Those wishing to catch Al Pacino in the National Actors Theater's production of The Resistible Rise of Arturo Ui will have to shell out a pretty penny.
Demand is expected to be very high for the limited three-week engagement of the Brecht work, which will play the theatre at Pace University from Oct. 3-26. Membership to the National Actors Theater, which enables members to buy one ticket to the production, is priced at $50. The single ticket for Arturo costs $65, bringing the total of membership plus ticket to $115 (without service charges). The membership, however, does entitle the member to purchase tickets to other productions of the season. As of press time, two other plays are being planned, although titles have yet to be released.
A spokesman for the National Actors Theatre also explained that ticket prices for non-members are also being discussed, although nothing has been finalized. Memberships are now on sale and can be purchased by calling (212) 239-6280.
As previously reported, Pacino will star in a limited run of The Resistible Rise of Arturo Ui for the National Actors Theater this fall. The stellar company will also include Billy Crudup, a Tony nominee this past season for his work in the title role of The Elephant Man; Chazz Palminteri, Steve Buscemi and veteran actor Charles Durning. Simon McBurney will direct.

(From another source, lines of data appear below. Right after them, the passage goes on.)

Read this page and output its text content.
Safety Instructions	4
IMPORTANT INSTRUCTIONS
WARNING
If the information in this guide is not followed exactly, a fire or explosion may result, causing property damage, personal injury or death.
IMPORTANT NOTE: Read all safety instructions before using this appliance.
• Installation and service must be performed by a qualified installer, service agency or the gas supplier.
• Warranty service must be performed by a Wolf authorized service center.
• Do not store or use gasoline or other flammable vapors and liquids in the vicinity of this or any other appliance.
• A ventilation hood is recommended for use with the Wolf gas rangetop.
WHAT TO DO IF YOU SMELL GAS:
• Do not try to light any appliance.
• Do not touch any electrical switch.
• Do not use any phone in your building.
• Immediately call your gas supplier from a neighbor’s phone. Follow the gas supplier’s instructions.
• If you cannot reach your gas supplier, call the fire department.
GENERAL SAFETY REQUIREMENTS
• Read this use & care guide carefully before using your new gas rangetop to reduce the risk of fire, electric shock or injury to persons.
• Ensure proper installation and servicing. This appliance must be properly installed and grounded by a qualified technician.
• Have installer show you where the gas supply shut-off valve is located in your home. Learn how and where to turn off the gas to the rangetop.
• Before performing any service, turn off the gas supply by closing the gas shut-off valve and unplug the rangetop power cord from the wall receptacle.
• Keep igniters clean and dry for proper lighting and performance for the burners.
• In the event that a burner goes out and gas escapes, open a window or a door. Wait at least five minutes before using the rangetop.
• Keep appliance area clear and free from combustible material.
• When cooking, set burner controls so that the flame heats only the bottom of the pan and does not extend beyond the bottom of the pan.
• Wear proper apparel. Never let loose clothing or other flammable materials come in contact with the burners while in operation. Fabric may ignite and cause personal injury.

Written while in exile in 1941, Brecht's Arturo Ui recasts Hitler's rise as a Chicago gangster's takeover of the Windy City's green-grocery trade. The play bowed on Broadway in November 1963. The production featured incidental music by Jule Styne and a cast that included Sandy Baron, Leonardo Cimino, James Coco, Michael Constantine, Elisha Cook, Roger De Koven, James Frawley, John Karlen, Henry Lascoe, Christopher Plummer, Madeleine Sherwood, William Shust, Lionel Stander, Glenn Stensel, Murvyn Vye and Robert Weil. It ran for just five previews and eight performances. A 1968 revival at the Billy Rose Theatre ran ten performances.

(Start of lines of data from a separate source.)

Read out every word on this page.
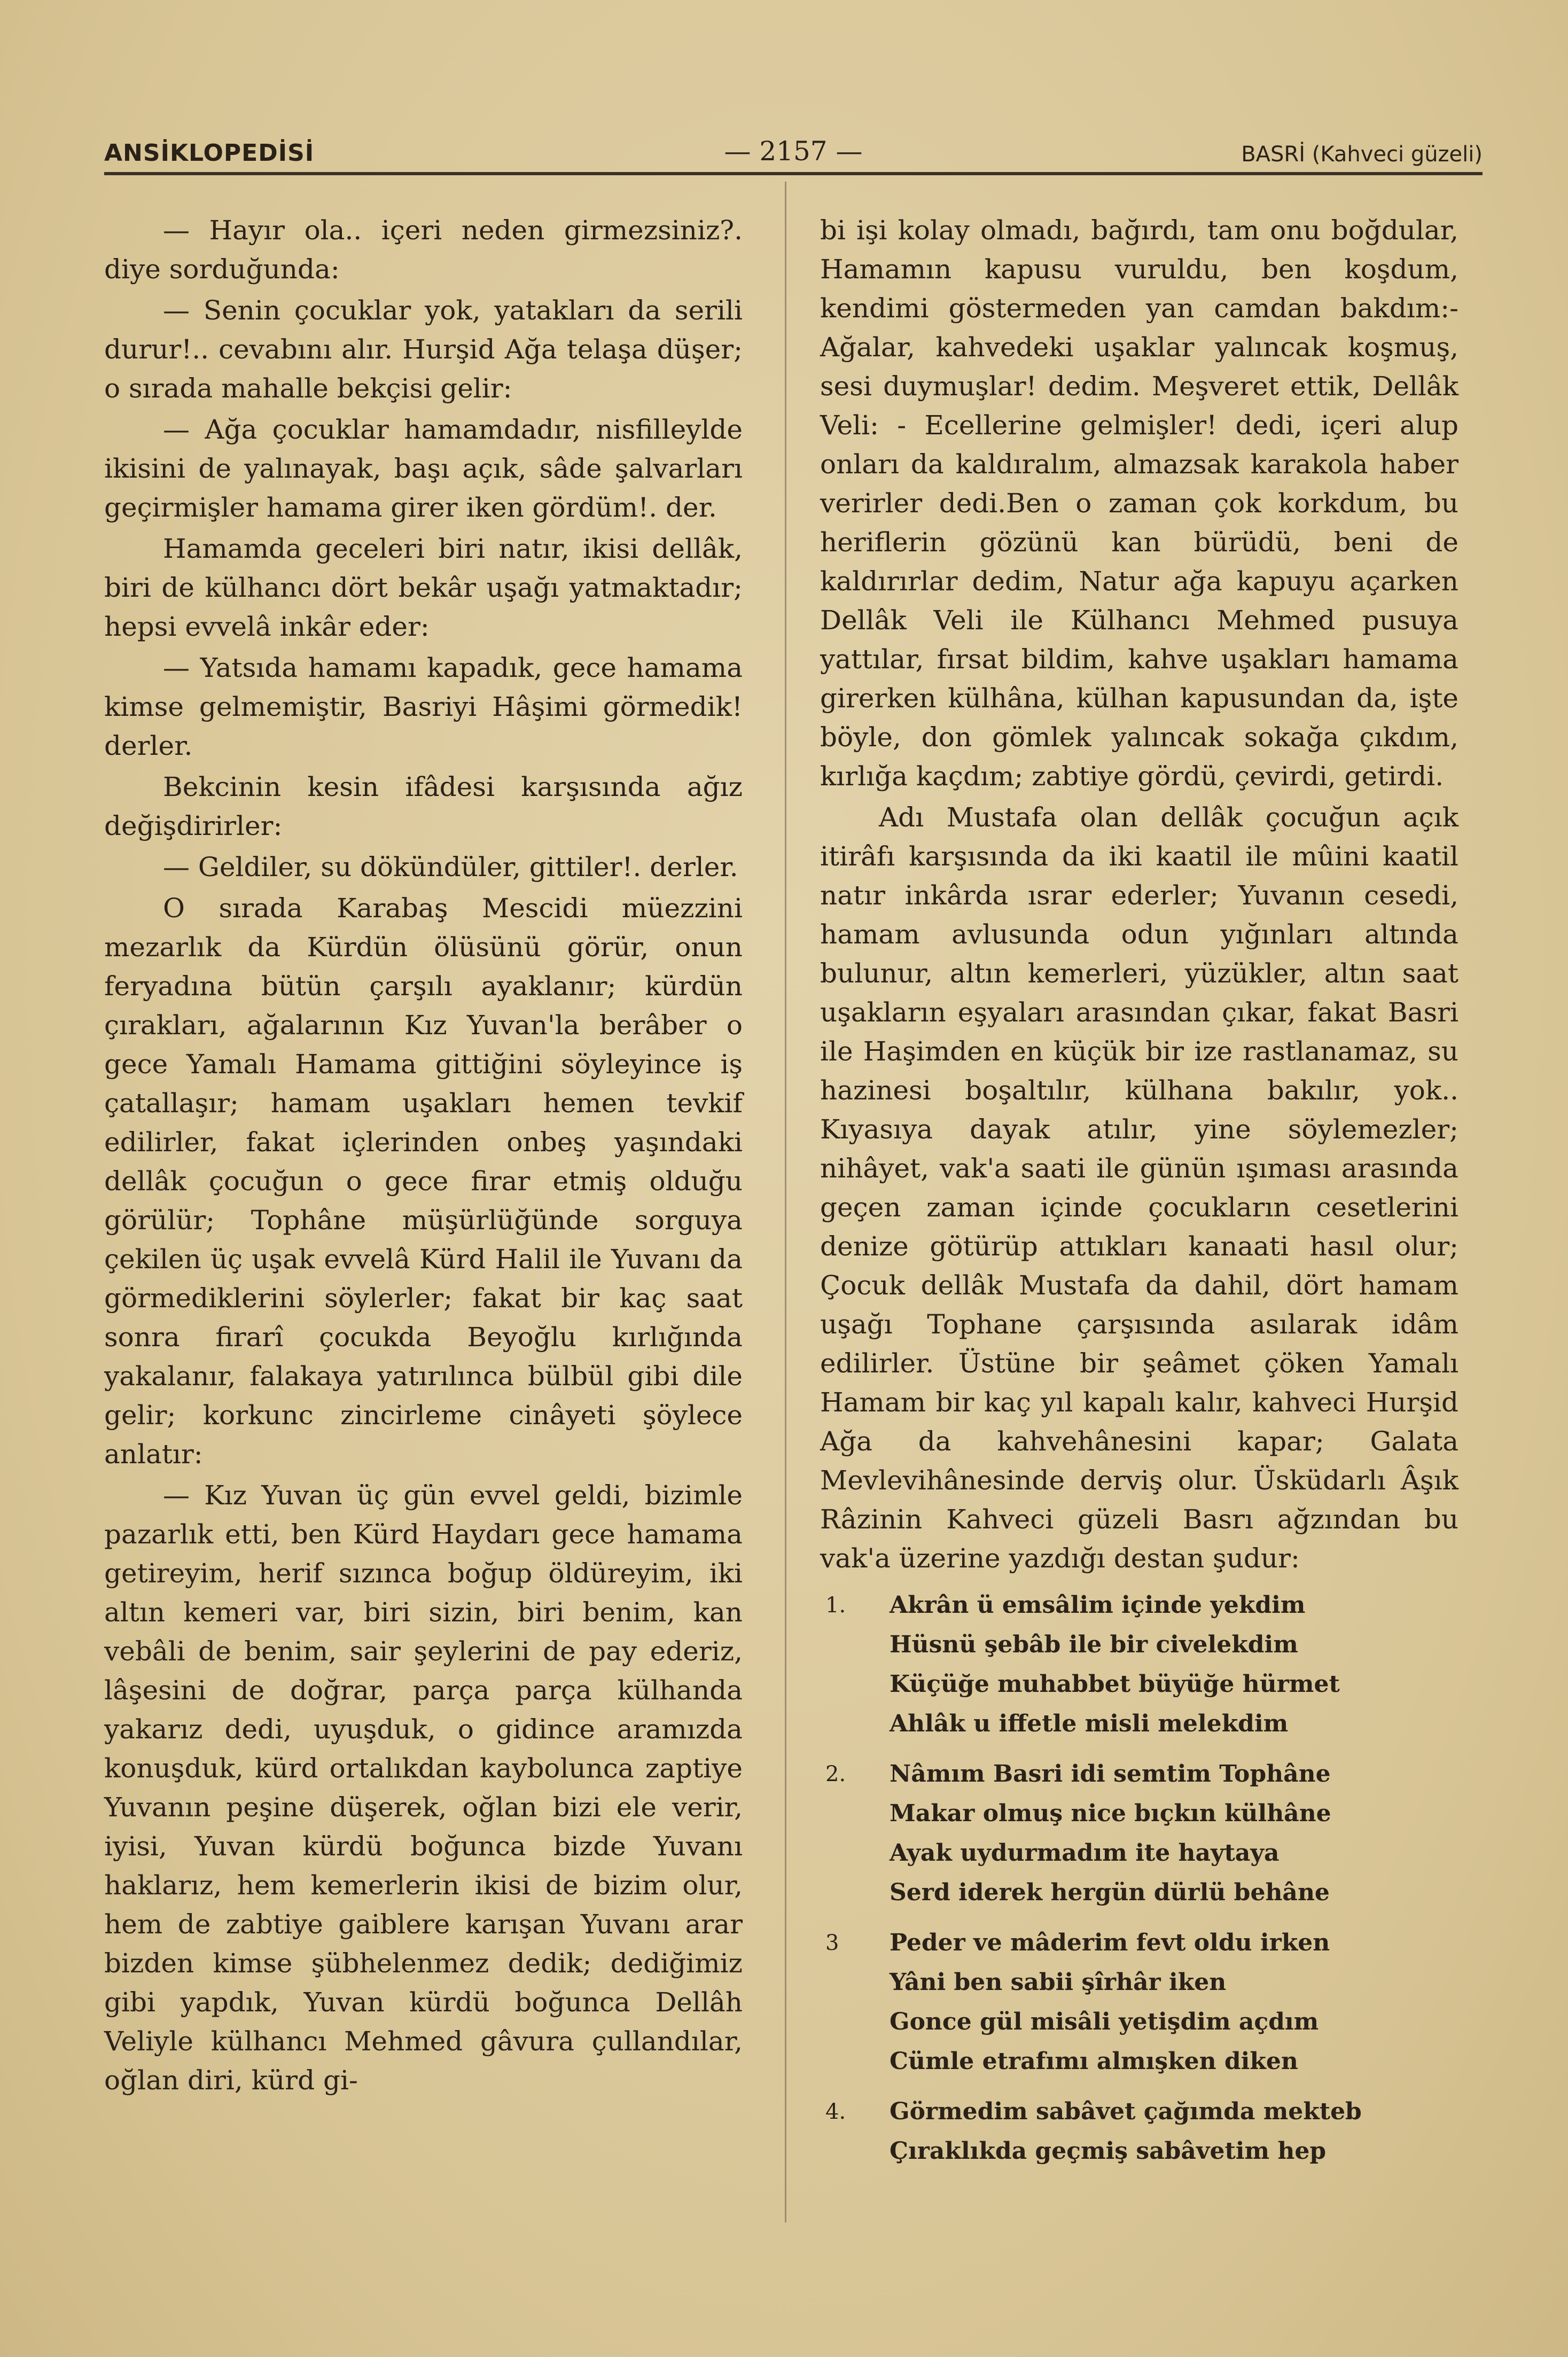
ANSİKLOPEDİSİ	— 2157 —	BASRİ (Kahveci güzeli)

— Hayır ola.. içeri neden girmezsiniz?. diye sorduğunda:

— Senin çocuklar yok, yatakları da serili durur!.. cevabını alır. Hurşid Ağa telaşa düşer; o sırada mahalle bekçisi gelir:

— Ağa çocuklar hamamdadır, nisfilleylde ikisini de yalınayak, başı açık, sâde şalvarları geçirmişler hamama girer iken gördüm!. der.

Hamamda geceleri biri natır, ikisi dellâk, biri de külhancı dört bekâr uşağı yatmaktadır; hepsi evvelâ inkâr eder:

— Yatsıda hamamı kapadık, gece hamama kimse gelmemiştir, Basriyi Hâşimi görmedik! derler.

Bekcinin kesin ifâdesi karşısında ağız değişdirirler:

— Geldiler, su dökündüler, gittiler!. derler.

O sırada Karabaş Mescidi müezzini mezarlık da Kürdün ölüsünü görür, onun feryadına bütün çarşılı ayaklanır; kürdün çırakları, ağalarının Kız Yuvan'la berâber o gece Yamalı Hamama gittiğini söyleyince iş çatallaşır; hamam uşakları hemen tevkif edilirler, fakat içlerinden onbeş yaşındaki dellâk çocuğun o gece firar etmiş olduğu görülür; Tophâne müşürlüğünde sorguya çekilen üç uşak evvelâ Kürd Halil ile Yuvanı da görmediklerini söylerler; fakat bir kaç saat sonra firarî çocukda Beyoğlu kırlığında yakalanır, falakaya yatırılınca bülbül gibi dile gelir; korkunc zincirleme cinâyeti şöylece anlatır:

— Kız Yuvan üç gün evvel geldi, bizimle pazarlık etti, ben Kürd Haydarı gece hamama getireyim, herif sızınca boğup öldüreyim, iki altın kemeri var, biri sizin, biri benim, kan vebâli de benim, sair şeylerini de pay ederiz, lâşesini de doğrar, parça parça külhanda yakarız dedi, uyuşduk, o gidince aramızda konuşduk, kürd ortalıkdan kaybolunca zaptiye Yuvanın peşine düşerek, oğlan bizi ele verir, iyisi, Yuvan kürdü boğunca bizde Yuvanı haklarız, hem kemerlerin ikisi de bizim olur, hem de zabtiye gaiblere karışan Yuvanı arar bizden kimse şübhelenmez dedik; dediğimiz gibi yapdık, Yuvan kürdü boğunca Dellâh Veliyle külhancı Mehmed gâvura çullandılar, oğlan diri, kürd gi-

bi işi kolay olmadı, bağırdı, tam onu boğdular, Hamamın kapusu vuruldu, ben koşdum, kendimi göstermeden yan camdan bakdım:- Ağalar, kahvedeki uşaklar yalıncak koşmuş, sesi duymuşlar! dedim. Meşveret ettik, Dellâk Veli: - Ecellerine gelmişler! dedi, içeri alup onları da kaldıralım, almazsak karakola haber verirler dedi.Ben o zaman çok korkdum, bu heriflerin gözünü kan bürüdü, beni de kaldırırlar dedim, Natur ağa kapuyu açarken Dellâk Veli ile Külhancı Mehmed pusuya yattılar, fırsat bildim, kahve uşakları hamama girerken külhâna, külhan kapusundan da, işte böyle, don gömlek yalıncak sokağa çıkdım, kırlığa kaçdım; zabtiye gördü, çevirdi, getirdi.

Adı Mustafa olan dellâk çocuğun açık itirâfı karşısında da iki kaatil ile mûini kaatil natır inkârda ısrar ederler; Yuvanın cesedi, hamam avlusunda odun yığınları altında bulunur, altın kemerleri, yüzükler, altın saat uşakların eşyaları arasından çıkar, fakat Basri ile Haşimden en küçük bir ize rastlanamaz, su hazinesi boşaltılır, külhana bakılır, yok.. Kıyasıya dayak atılır, yine söylemezler; nihâyet, vak'a saati ile günün ışıması arasında geçen zaman içinde çocukların cesetlerini denize götürüp attıkları kanaati hasıl olur; Çocuk dellâk Mustafa da dahil, dört hamam uşağı Tophane çarşısında asılarak idâm edilirler. Üstüne bir şeâmet çöken Yamalı Hamam bir kaç yıl kapalı kalır, kahveci Hurşid Ağa da kahvehânesini kapar; Galata Mevlevihânesinde derviş olur. Üsküdarlı Âşık Râzinin Kahveci güzeli Basrı ağzından bu vak'a üzerine yazdığı destan şudur:

1.	Akrân ü emsâlim içinde yekdim
Hüsnü şebâb ile bir civelekdim
Küçüğe muhabbet büyüğe hürmet
Ahlâk u iffetle misli melekdim
2.	Nâmım Basri idi semtim Tophâne
Makar olmuş nice bıçkın külhâne
Ayak uydurmadım ite haytaya
Serd iderek hergün dürlü behâne
3	Peder ve mâderim fevt oldu irken
Yâni ben sabii şîrhâr iken
Gonce gül misâli yetişdim açdım
Cümle etrafımı almışken diken
4.	Görmedim sabâvet çağımda mekteb
Çıraklıkda geçmiş sabâvetim hep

Al Pacino made his Broadway debut in the 1969 production of Does a Tiger Wear Necktie?, earning a Tony Award for his performance. He scored another Tony for his role in the 1977 revival of The Basic Training of Pavlo Hummel. The stage and film actor was last on Broadway in 1996 in a revival of Hughie, which he also directed. Pacino's other Broadway credits include Camino Real, King Richard III, American Buffalo, Chinese Coffee and Salome. He received the Academy Award for his work in the film "Scent of a Woman" and stars in the New Line motion picture "Simone."

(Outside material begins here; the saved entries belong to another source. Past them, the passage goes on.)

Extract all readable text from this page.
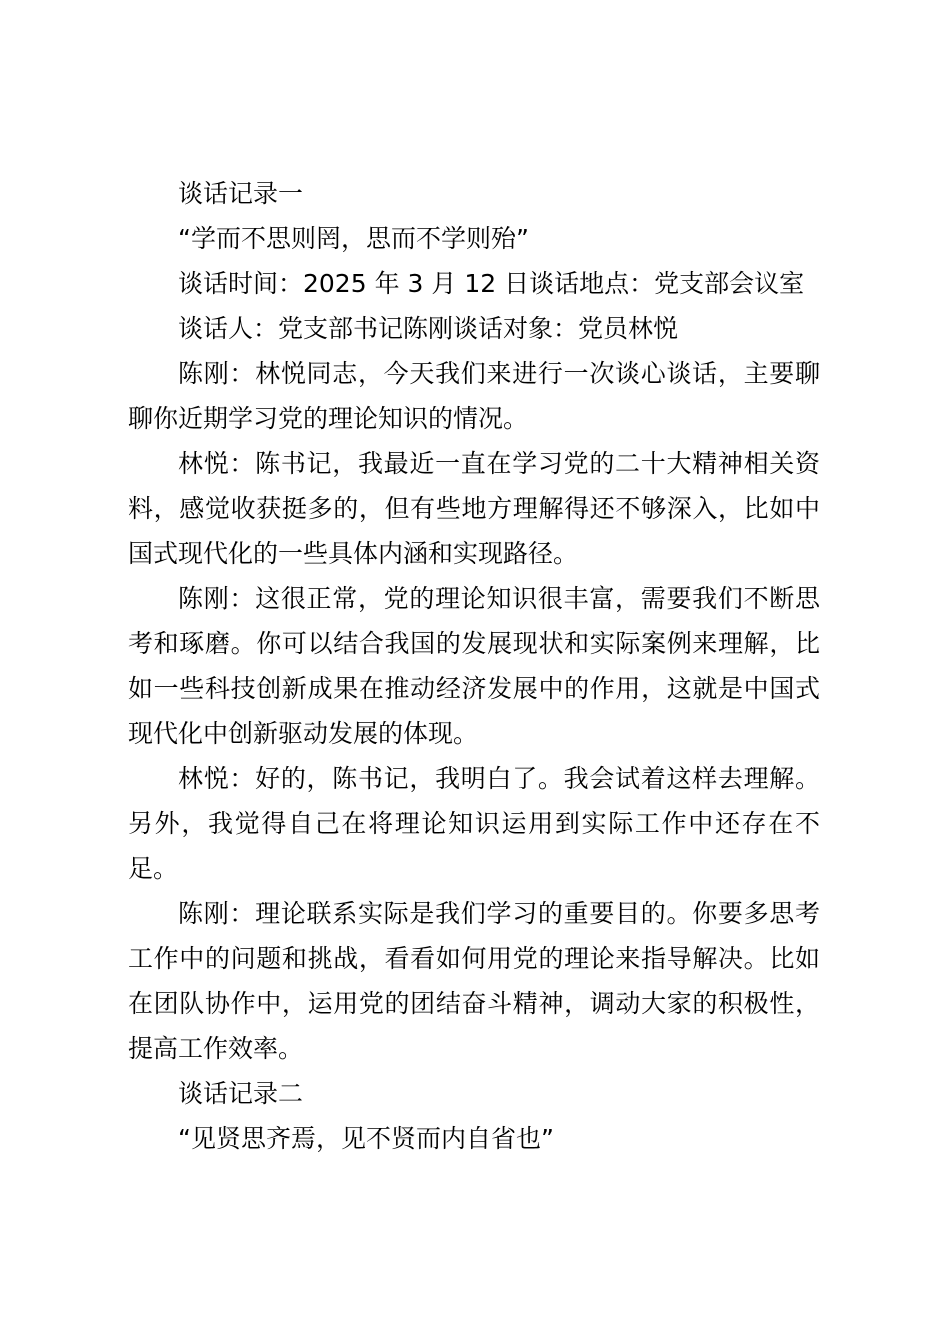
谈话记录一

“学而不思则罔，思而不学则殆”

谈话时间：2025 年 3 月 12 日谈话地点：党支部会议室

谈话人：党支部书记陈刚谈话对象：党员林悦

陈刚：林悦同志，今天我们来进行一次谈心谈话，主要聊聊你近期学习党的理论知识的情况。

林悦：陈书记，我最近一直在学习党的二十大精神相关资料，感觉收获挺多的，但有些地方理解得还不够深入，比如中国式现代化的一些具体内涵和实现路径。

陈刚：这很正常，党的理论知识很丰富，需要我们不断思考和琢磨。你可以结合我国的发展现状和实际案例来理解，比如一些科技创新成果在推动经济发展中的作用，这就是中国式现代化中创新驱动发展的体现。

林悦：好的，陈书记，我明白了。我会试着这样去理解。另外，我觉得自己在将理论知识运用到实际工作中还存在不足。

陈刚：理论联系实际是我们学习的重要目的。你要多思考工作中的问题和挑战，看看如何用党的理论来指导解决。比如在团队协作中，运用党的团结奋斗精神，调动大家的积极性，提高工作效率。

谈话记录二

“见贤思齐焉，见不贤而内自省也”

Tony Randall founded the National Actors Theatre 10 years ago with the idea of putting on classic plays with a seasoned, European-style ensemble of performers, all on Broadway.
But it's been a rocky road for the company from the very first, with many productions poorly received and its most successful ones (Inherit the Wind, Judgment at Nuremberg) plagued by actors' illnesses. Many observers have, from time to time, expected the NAT to dissolve, only to see it valiantly return yet again with another offering.
NAT and Randall will live to fight another day, but the battleground is no longer Broadway. The company will take up residency at Pace University’s Michael Schimmel Theater Center. Randall plans a 40 week LORT season of four-to-six plays beginning in the fall.
When NAT first began in 1991, it scheduled full seasons, selling subscriptions and making one Broadway theatre (first the Belasco, then the Lyceum) its home. But bad reviews and financial troubles soon saw the theatre producing plays fitfully. Recent Broadway seasons have seen only one NAT production. In 2001-2002, none were scheduled.
The Pace deal, while taking down costs (the university is offering the auditorium and office space rent free) and lending the company the security of a permanent home, would seem to make NAT’s Broadway days a thing of the past.
Pace president David A. Caputo told Variety Randall would teach at Pace and consider students for roles in NAT productions.
Early NAT shows included The Seagull with Tyne Daly, Ethan Hawke, Laura Linney and Jon Voight; The Master Builder with Earle Hyman and Lynn Redgrave; Saint Joan with Maryann Plunkett. In recent years, as the NAT has operated in a more casual manner, presenting a play whenever the needed elements and talent were brought together, productions have included The Gin Game with Julie Harris and Charles Durning; Night Must Fall with Matthew Broderick; and Inherit the Wind, featuring the last Broadway performance of George C. Scott.